Siempre le temí a este momento, a que me tocara a mí pensar en la tan famosa conmemoración. No sé qué hacer ni cómo realizar el performance del recuerdo. No es un asunto de desdeñarlo, pues sé de la importancia que hacerlo ha tenido, pero yo no tengo la menor idea de cómo llevarlo a cabo. Desde la preparación me entra cierto nerviosismo, y tener que imaginar el evento en sí, me causa pánico. Las miradas, los silencios, la búsqueda conjunta por recordar la existencia de alguien que ya no está. “Yo conocí a su papá”, me han dicho muchas veces, y nunca he sabido cómo responder a ese acto tan sincero de solidaridad. “Yo conocí a su papá” me dicen, esperando -pienso- algún tipo de respuesta que por un momento nos ayude a pensar a todos en él, a articular nuestras vidas desde el pasado. Un acto ritual que estoy definitivamente incapacitado para llevar a cabo. Me miran, con la misma mirada con la que me cuentan que me tienen en su escritorio con mi papá corriendo y tomándome de la mano, como si la esperanza se condensara en esa foto y yo me quedo mudo, impávido, sin saber nunca cómo responder a lo que entiendo es un llamado a recordar juntos, o a que por lo menos establezcamos algo que nos une. De alguna manera, en esa frase recurrente emerge la búsqueda de construcción de puentes entre diferentes tiempos, espacios y emociones. Entre la intuitiva búsqueda por sentidos del pasado, por la remembranza como posibilidad de traer el pasado al hoy, hay algo que es profundamente insondable. Ese pasado se nos escapa constantemente, se diluye una y otra vez en nuestros intentos por capturarlo, se convierte en algo particularmente etéreo que intentamos una y otra vez evitar que pierda su presencia en nuestras vida. Es la distancia que hay entre la imagen y la vida. Observamos la imagen y tratamos de descubrir en el rostro, en la escena que ha sido capturada por la cámara, las señas que nos ayuden a reconocer ese pasado. Una mueca, un pliegue de la piel, la contorsión, el movimiento, a veces como un intento desesperado por encontrar alguna semblanza del tiempo en los límites de la figura observada.

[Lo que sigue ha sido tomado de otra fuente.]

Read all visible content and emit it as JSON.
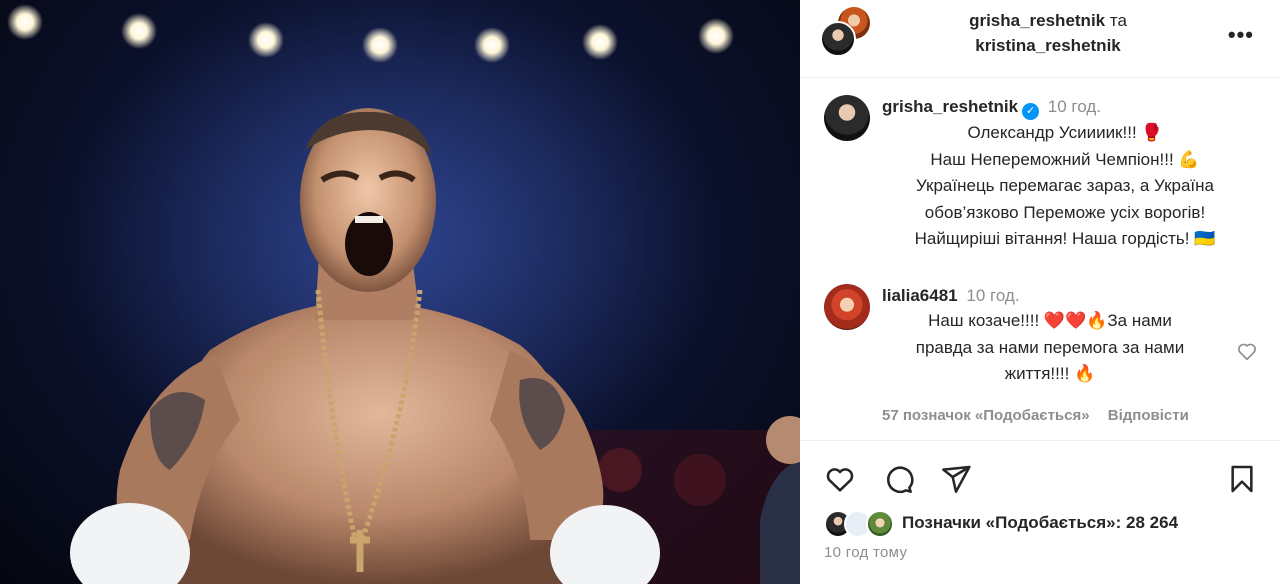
{
  "post": {
    "image_alt": "Boxer celebrating in the ring",
    "authors": {
      "primary": "grisha_reshetnik",
      "conjunction": "та",
      "secondary": "kristina_reshetnik"
    },
    "more_icon": "more-horizontal-icon"
  },
  "caption": {
    "username": "grisha_reshetnik",
    "verified": true,
    "time": "10 год.",
    "lines": [
      "Олександр Усиииик!!! 🥊",
      "Наш Непереможний Чемпіон!!! 💪",
      "Українець перемагає зараз, а Україна",
      "обов’язково Переможе усіх ворогів!",
      "Найщиріші вітання! Наша гордість! 🇺🇦"
    ]
  },
  "comment": {
    "username": "lialia6481",
    "time": "10 год.",
    "lines": [
      "Наш козаче!!!! ❤️❤️🔥За нами",
      "правда за нами перемога за нами",
      "життя!!!! 🔥"
    ],
    "likes": "57 позначок «Подобається»",
    "reply": "Відповісти"
  },
  "actions": {
    "like_icon": "heart-icon",
    "comment_icon": "comment-icon",
    "share_icon": "send-icon",
    "save_icon": "bookmark-icon"
  },
  "likes": {
    "text": "Позначки «Подобається»: 28 264"
  },
  "timestamp": "10 год тому",
  "colors": {
    "verified": "#0095f6",
    "muted": "#8e8e8e",
    "text": "#262626"
  }
}
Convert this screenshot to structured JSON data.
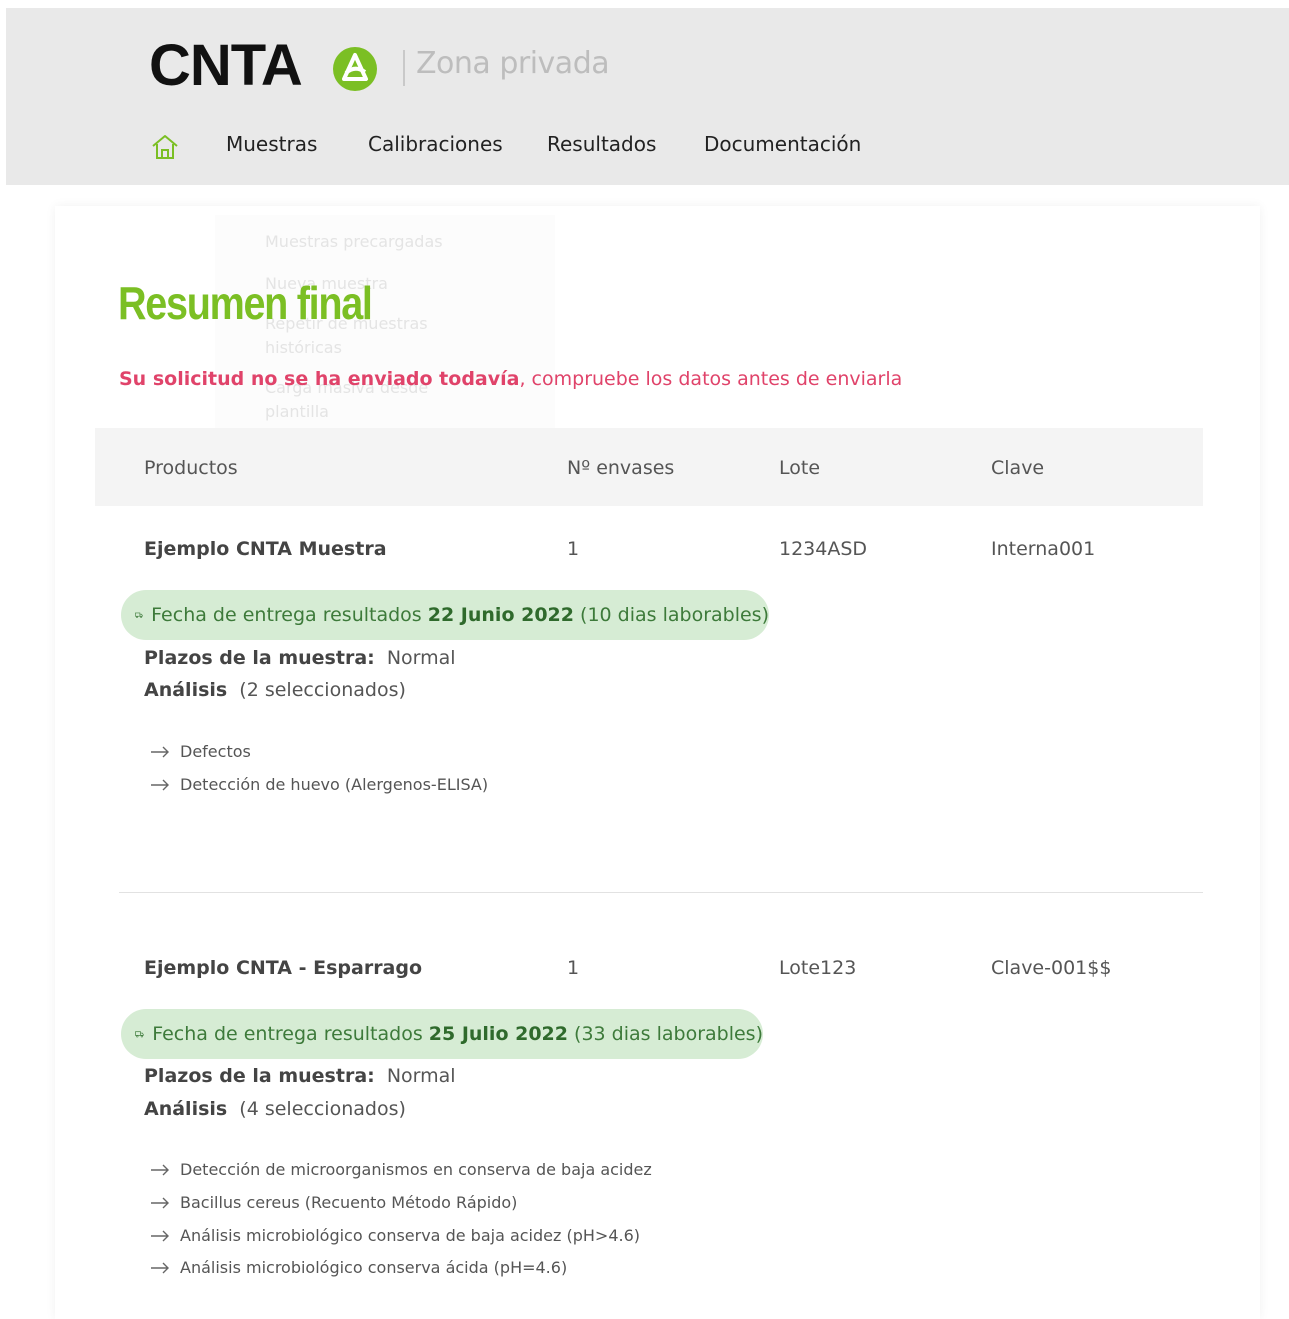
{
  "header": {
    "logo_text": "CNTA",
    "zone_label": "Zona privada",
    "colors": {
      "brand_green": "#7bbf24",
      "header_bg": "#e9e9e9"
    },
    "nav": {
      "home_icon": "home-icon",
      "items": [
        "Muestras",
        "Calibraciones",
        "Resultados",
        "Documentación"
      ]
    }
  },
  "ghost_menu": {
    "items": [
      "Muestras precargadas",
      "Nueva muestra",
      "Repetir de muestras",
      "históricas",
      "Carga masiva desde",
      "plantilla"
    ]
  },
  "page": {
    "title": "Resumen final",
    "warning_bold": "Su solicitud no se ha enviado todavía",
    "warning_rest": ", compruebe los datos antes de enviarla",
    "warning_color": "#e0436a"
  },
  "table": {
    "headers": [
      "Productos",
      "Nº envases",
      "Lote",
      "Clave"
    ]
  },
  "samples": [
    {
      "product": "Ejemplo CNTA Muestra",
      "envases": "1",
      "lote": "1234ASD",
      "clave": "Interna001",
      "delivery_prefix": "Fecha de entrega resultados ",
      "delivery_date": "22 Junio 2022",
      "delivery_days": " (10 dias laborables)",
      "plazos_label": "Plazos de la muestra:",
      "plazos_value": " Normal",
      "analysis_label": "Análisis",
      "analysis_count": " (2 seleccionados)",
      "analyses": [
        "Defectos",
        "Detección de huevo (Alergenos-ELISA)"
      ]
    },
    {
      "product": "Ejemplo CNTA - Esparrago",
      "envases": "1",
      "lote": "Lote123",
      "clave": "Clave-001$$",
      "delivery_prefix": "Fecha de entrega resultados ",
      "delivery_date": "25 Julio 2022",
      "delivery_days": " (33 dias laborables)",
      "plazos_label": "Plazos de la muestra:",
      "plazos_value": " Normal",
      "analysis_label": "Análisis",
      "analysis_count": " (4 seleccionados)",
      "analyses": [
        "Detección de microorganismos en conserva de baja acidez",
        "Bacillus cereus (Recuento Método Rápido)",
        "Análisis microbiológico conserva de baja acidez (pH>4.6)",
        "Análisis microbiológico conserva ácida (pH=4.6)"
      ]
    }
  ]
}
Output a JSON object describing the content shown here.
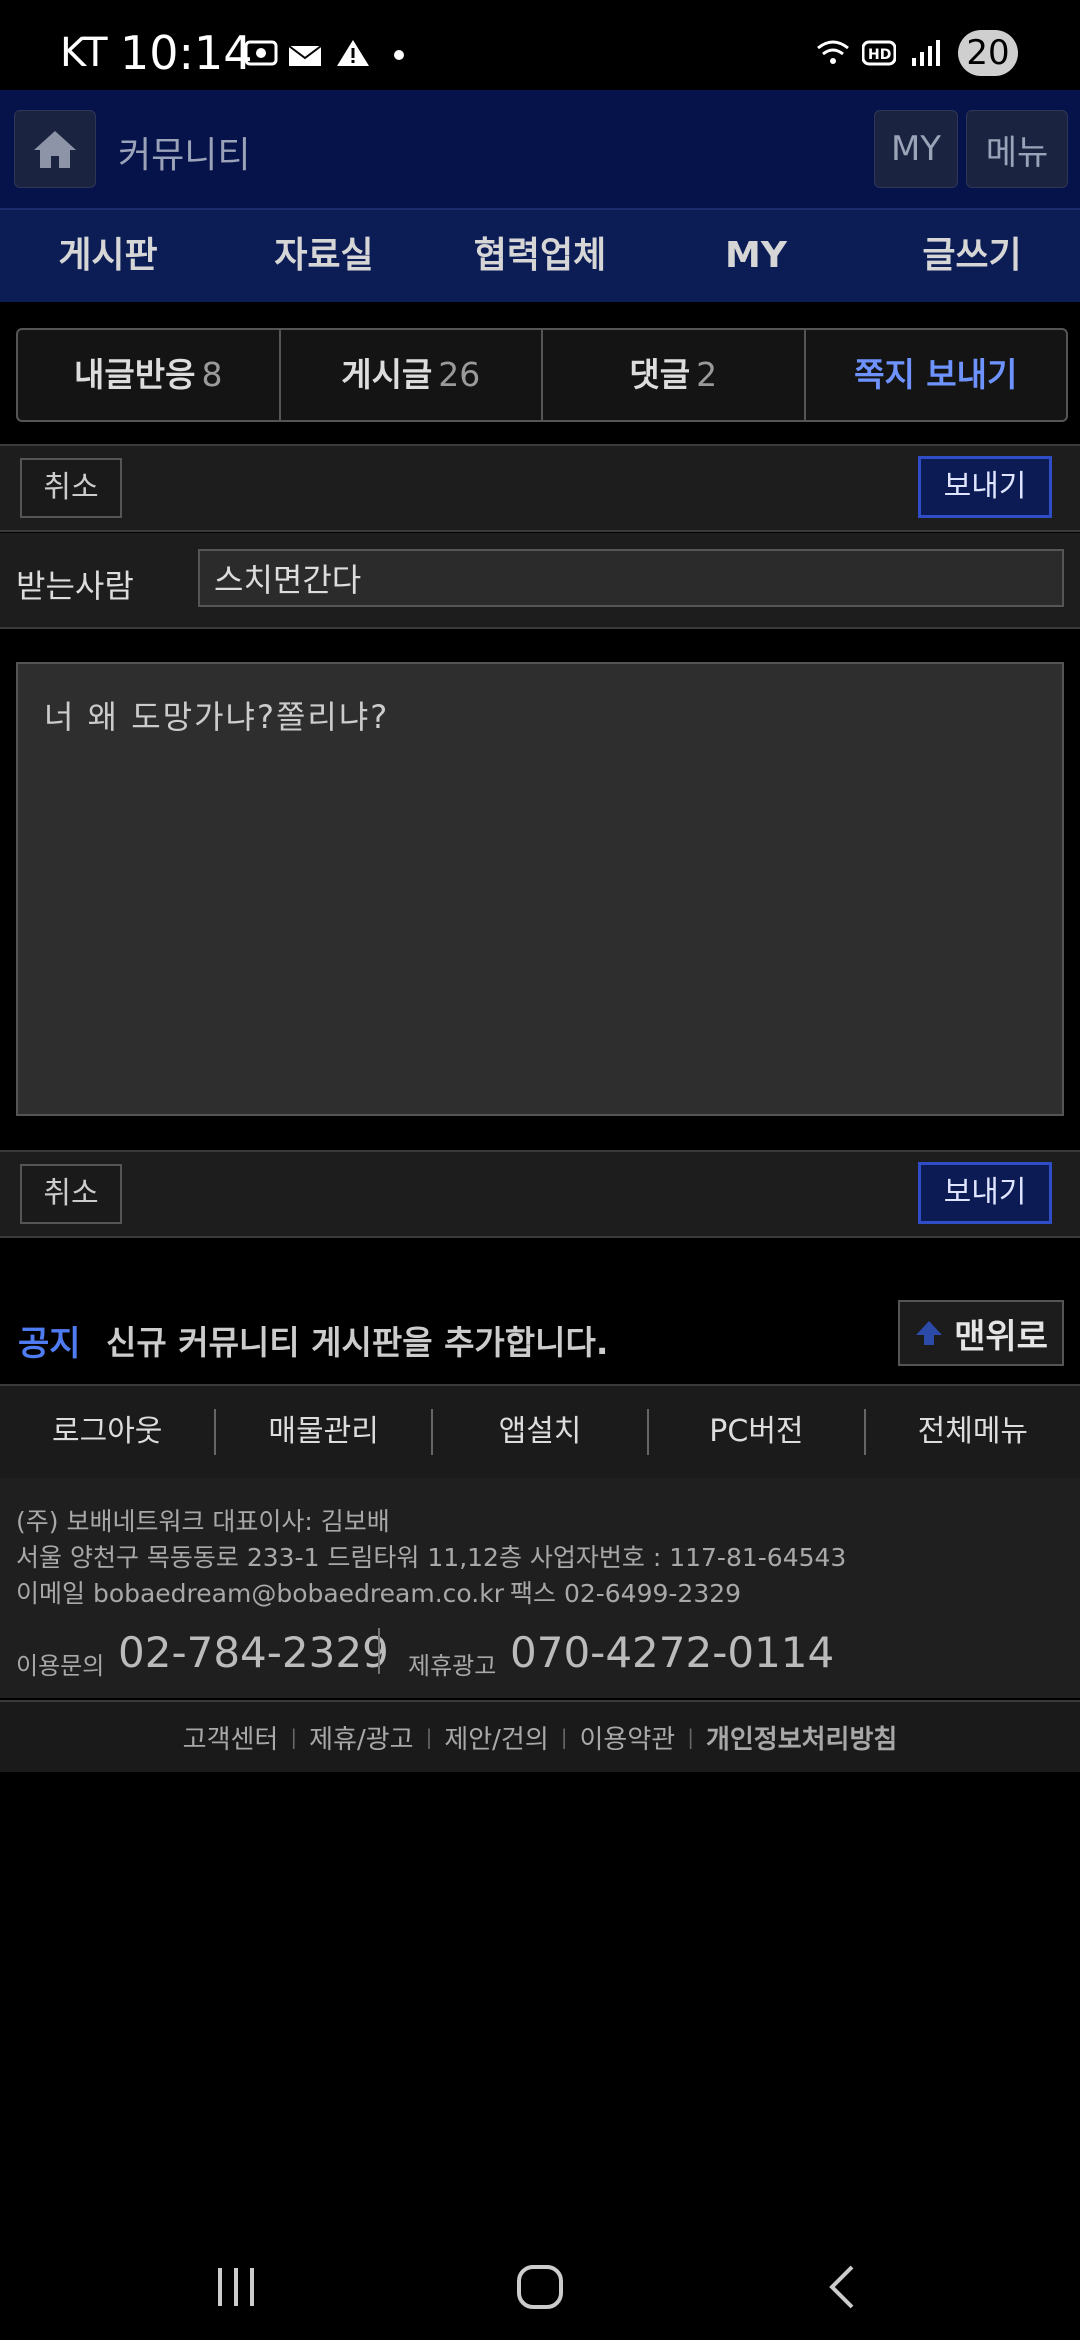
{
  "status_bar": {
    "carrier": "KT",
    "time": "10:14",
    "battery": "20"
  },
  "header": {
    "title": "커뮤니티",
    "my_label": "MY",
    "menu_label": "메뉴"
  },
  "main_nav": [
    "게시판",
    "자료실",
    "협력업체",
    "MY",
    "글쓰기"
  ],
  "tabs": [
    {
      "label": "내글반응",
      "count": "8"
    },
    {
      "label": "게시글",
      "count": "26"
    },
    {
      "label": "댓글",
      "count": "2"
    },
    {
      "label": "쪽지 보내기",
      "count": ""
    }
  ],
  "compose": {
    "cancel_label": "취소",
    "send_label": "보내기",
    "recipient_label": "받는사람",
    "recipient_value": "스치면간다",
    "message": "너 왜 도망가냐?쫄리냐?"
  },
  "notice": {
    "label": "공지",
    "text": "신규 커뮤니티 게시판을 추가합니다.",
    "top_button": "맨위로"
  },
  "footer_nav": [
    "로그아웃",
    "매물관리",
    "앱설치",
    "PC버전",
    "전체메뉴"
  ],
  "company": {
    "line1": "(주) 보배네트워크 대표이사: 김보배",
    "line2": "서울 양천구 목동동로 233-1 드림타워 11,12층 사업자번호 : 117-81-64543",
    "email": "이메일 bobaedream@bobaedream.co.kr",
    "fax": "팩스 02-6499-2329",
    "inquiry_label": "이용문의",
    "inquiry_number": "02-784-2329",
    "ad_label": "제휴광고",
    "ad_number": "070-4272-0114"
  },
  "footer_links": [
    "고객센터",
    "제휴/광고",
    "제안/건의",
    "이용약관",
    "개인정보처리방침"
  ]
}
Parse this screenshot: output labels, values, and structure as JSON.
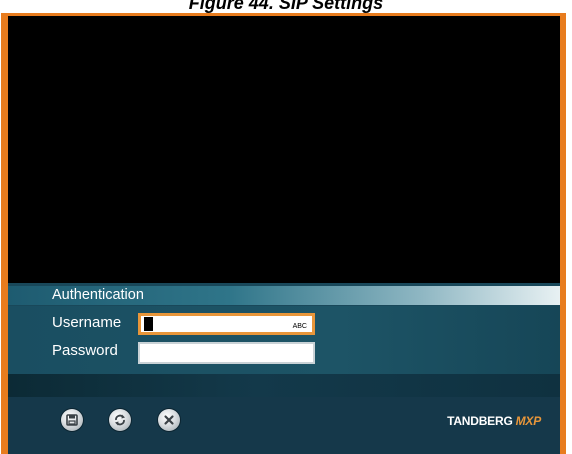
{
  "figure_caption": "Figure 44. SIP Settings",
  "panel": {
    "header": "Authentication",
    "username": {
      "label": "Username",
      "value": "",
      "input_mode": "ABC"
    },
    "password": {
      "label": "Password",
      "value": ""
    }
  },
  "toolbar": {
    "save_icon": "floppy-disk-icon",
    "refresh_icon": "refresh-icon",
    "close_icon": "close-icon"
  },
  "brand": {
    "name": "TANDBERG",
    "suffix": "MXP"
  },
  "colors": {
    "frame": "#e87c1e",
    "panel": "#19485a",
    "toolbar": "#15384a",
    "active_field_border": "#e8963a"
  }
}
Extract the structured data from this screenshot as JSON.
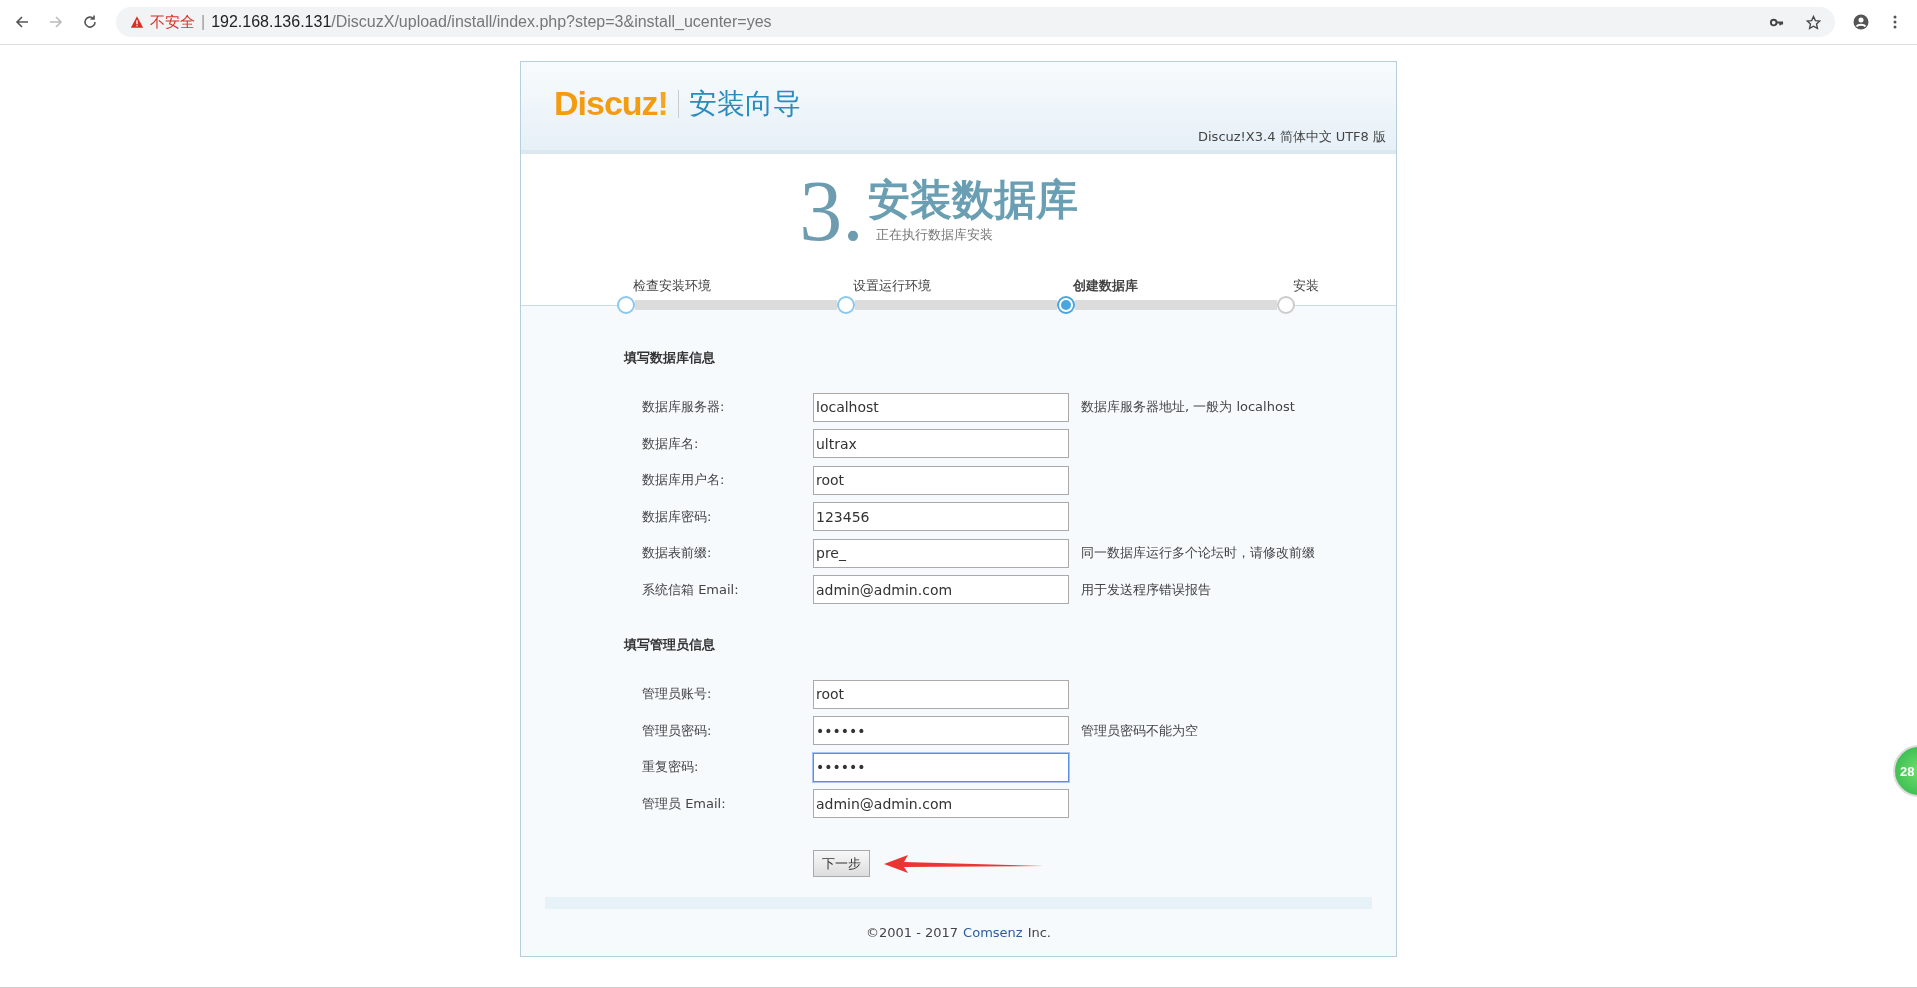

Ahora pienso que ese pasado es inaprensible, que a pesar de su inevitable condición de constitución del presente no hay forma de capturarlo en el hoy. También pienso en la figura de mi papá, fragmentada entre los tiempos imaginados, dividida entre lo público y lo íntimo. Repaso aquella foto en la que no está y pienso que a pesar de su no presencia, es precisamente eso lo que le da el aura de su existencia. Es ahí, no en otro lugar ni en las otras imágenes, donde la idea de Alirio converge y adquiere sentido. Si yo pudiera, cada vez que alguien me preguntara que foto debo usar para acompañar el nombre de mi papá, le pediría que fuera aquella imagen en la que la rabia de todos sus amigos y amigas se reunió por un momento, decidida a romper la impunidad que acecha, gritando que a la gente la pueden matar, pero el tiempo y su presencia en el presente, no se borra. Ahí, en esa imagen donde mi papá no está, curiosamente es donde yo lo veo.